How to improve your English listening comprehension
A few days ago, a reader asked "I was wondering if you could give some advice on the subject of listening skills." I've been thinking about the best way to answer that question, but I need your help! I'm sure that a lot of the PhraseMix readers have been really successful at learning to understand spoken English, so please share what worked for you in the comments below.
Why spoken English is difficult to understand
A lot of you first learned English in a classroom, from a textbook, or maybe from a CD series. If that's how you learned, then you're going to have trouble with spoken English because they're not the same thing! Here's what's different:
- People use different words and phrases in spoken English than they do in writing. They use slang. They say "um", "hmm", "ah", "uh", etc. They skip the word "that" when using relative clauses. Most classes and books teach "proper" English, which is used in writing and in formal speech. Here at PhraseMix, I try to teach casual English as well.
- Words are pronounced differentlywhen you say them individually than when you say them together. This is called "connected speech". If you only learn English in a classroom, you probably only hear very careful pronunciation. You won't be prepared when someone asks you:
W'joominehand'nmethabagovethare? ("Would you mind handing me that bag over there?")

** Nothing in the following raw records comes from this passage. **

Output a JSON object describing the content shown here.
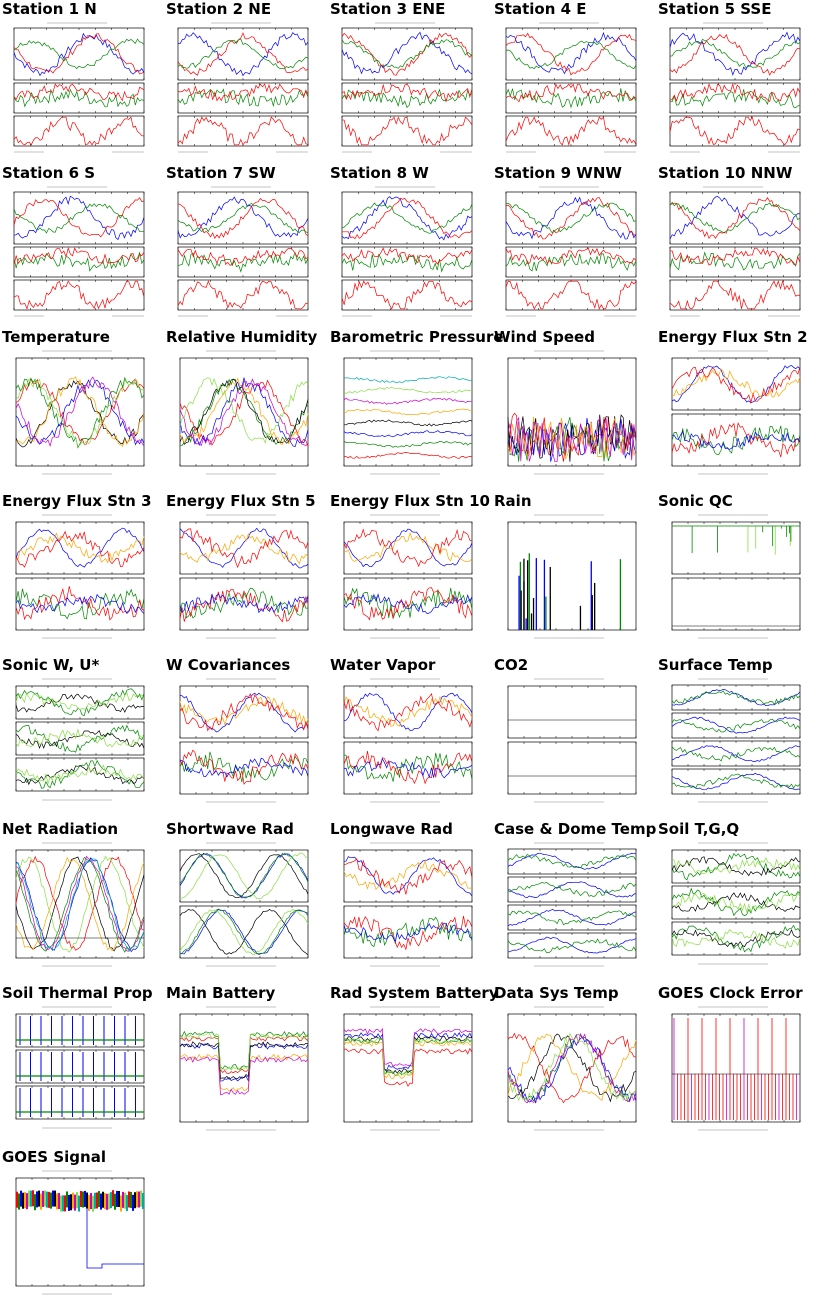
{
  "page": {
    "title": ""
  },
  "tiles": [
    {
      "label": "Station 1 N",
      "kind": "station"
    },
    {
      "label": "Station 2 NE",
      "kind": "station"
    },
    {
      "label": "Station 3 ENE",
      "kind": "station"
    },
    {
      "label": "Station 4 E",
      "kind": "station"
    },
    {
      "label": "Station 5 SSE",
      "kind": "station"
    },
    {
      "label": "Station 6 S",
      "kind": "station"
    },
    {
      "label": "Station 7 SW",
      "kind": "station"
    },
    {
      "label": "Station 8 W",
      "kind": "station"
    },
    {
      "label": "Station 9 WNW",
      "kind": "station"
    },
    {
      "label": "Station 10 NNW",
      "kind": "station"
    },
    {
      "label": "Temperature",
      "kind": "multiline"
    },
    {
      "label": "Relative Humidity",
      "kind": "multiline"
    },
    {
      "label": "Barometric Pressure",
      "kind": "flatlines"
    },
    {
      "label": "Wind Speed",
      "kind": "noisy"
    },
    {
      "label": "Energy Flux Stn 2",
      "kind": "twopanel"
    },
    {
      "label": "Energy Flux Stn 3",
      "kind": "twopanel"
    },
    {
      "label": "Energy Flux Stn 5",
      "kind": "twopanel"
    },
    {
      "label": "Energy Flux Stn 10",
      "kind": "twopanel"
    },
    {
      "label": "Rain",
      "kind": "bars"
    },
    {
      "label": "Sonic QC",
      "kind": "twopanel-sparse"
    },
    {
      "label": "Sonic W, U*",
      "kind": "threepanel"
    },
    {
      "label": "W Covariances",
      "kind": "twopanel"
    },
    {
      "label": "Water Vapor",
      "kind": "twopanel"
    },
    {
      "label": "CO2",
      "kind": "empty2"
    },
    {
      "label": "Surface Temp",
      "kind": "fourpanel"
    },
    {
      "label": "Net Radiation",
      "kind": "diurnal"
    },
    {
      "label": "Shortwave Rad",
      "kind": "diurnal2"
    },
    {
      "label": "Longwave Rad",
      "kind": "twopanel"
    },
    {
      "label": "Case & Dome Temp",
      "kind": "fourpanel"
    },
    {
      "label": "Soil T,G,Q",
      "kind": "threepanel"
    },
    {
      "label": "Soil Thermal Prop",
      "kind": "spikes"
    },
    {
      "label": "Main Battery",
      "kind": "battery"
    },
    {
      "label": "Rad System Battery",
      "kind": "battery"
    },
    {
      "label": "Data Sys Temp",
      "kind": "multiline"
    },
    {
      "label": "GOES Clock Error",
      "kind": "redbars"
    },
    {
      "label": "GOES Signal",
      "kind": "signal"
    }
  ],
  "colors": {
    "title": "#000000",
    "series": [
      "#ff0000",
      "#008800",
      "#0000ff",
      "#000000",
      "#ffa500",
      "#cc00cc",
      "#88dd44",
      "#00aaaa"
    ]
  }
}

- People talk about a lot of different topics. Some topics are very specialized and uncommon. Sometimes they talk about people you don't know, or make a joke about a movie that you haven't seen. An English class, textbook, or even a website like PhraseMix can't prepare you for all of the possible topics in this world. So it's important to realize that you don't have to understand everything.
My #1 tip for improving your listening
The best way to improve your English listening is to listen. A lot. There's no way around it; you have to spend hours and hours listening to people speaking English. Listen to things that interest you. If you don't enjoy something, it's going to be hard for you to continue. You'll get bored and stop.
Other listening tips
- Interacting is better than passive listening. In other words, it's better to talk with someone than just to listen to a TV show, radio program, or podcast. Being in a conversation forces you to listen more carefully
- The next thing to watch out for is to make sure that you listen to a variety of different kinds of speech. I know some people who listen to radio news shows every day but don't feel like they're improving. That's because news English is one specialized form of speaking. Only news broadcasters speak that way. So you can't expect to understand everyday conversation if you only listen to the news.
- Captions can help if they're in English. If you watch a movie, video, or TV show with English subtitles, it can help you match the written words to their spoken pronunciation. But subtitles in your native language are dangerous. They do help you to understand what's going on, but they also keep your brain locked into "native language mode". Try to use native-language subtitles as little as possible.
So here's my list of the 10 best ways to improve your English listening skill. These are listed in order. The very best advice is #1, the second-best advice is #2, and so on. Take a look:
- Live and work in a completely English-speaking environment.
- Do some kind of sports, hobbies, or other activities with a group of English speakers.
- Talk one-on-one with an English-speaking tutor a few times a week.
- Do a language exchange with an English speaker, in person or over Skype.
- Watch lots of hours of movies, TV shows, and videos in English, with English captions.
- Watch movies, TV, and videos with no subtitles.
- Watch movies, TV, and videos with subtitles in your own language.
- Listen to English podcasts on a topic that's interesting to you (but not on the topic of learning English).
- Listen to English radio shows.
- Listen to audio English lessons.
What do you think of my list? Is there something on there that you don't agree with? Do you know of any other great ways to practice your listening skills? Write about them in the comments!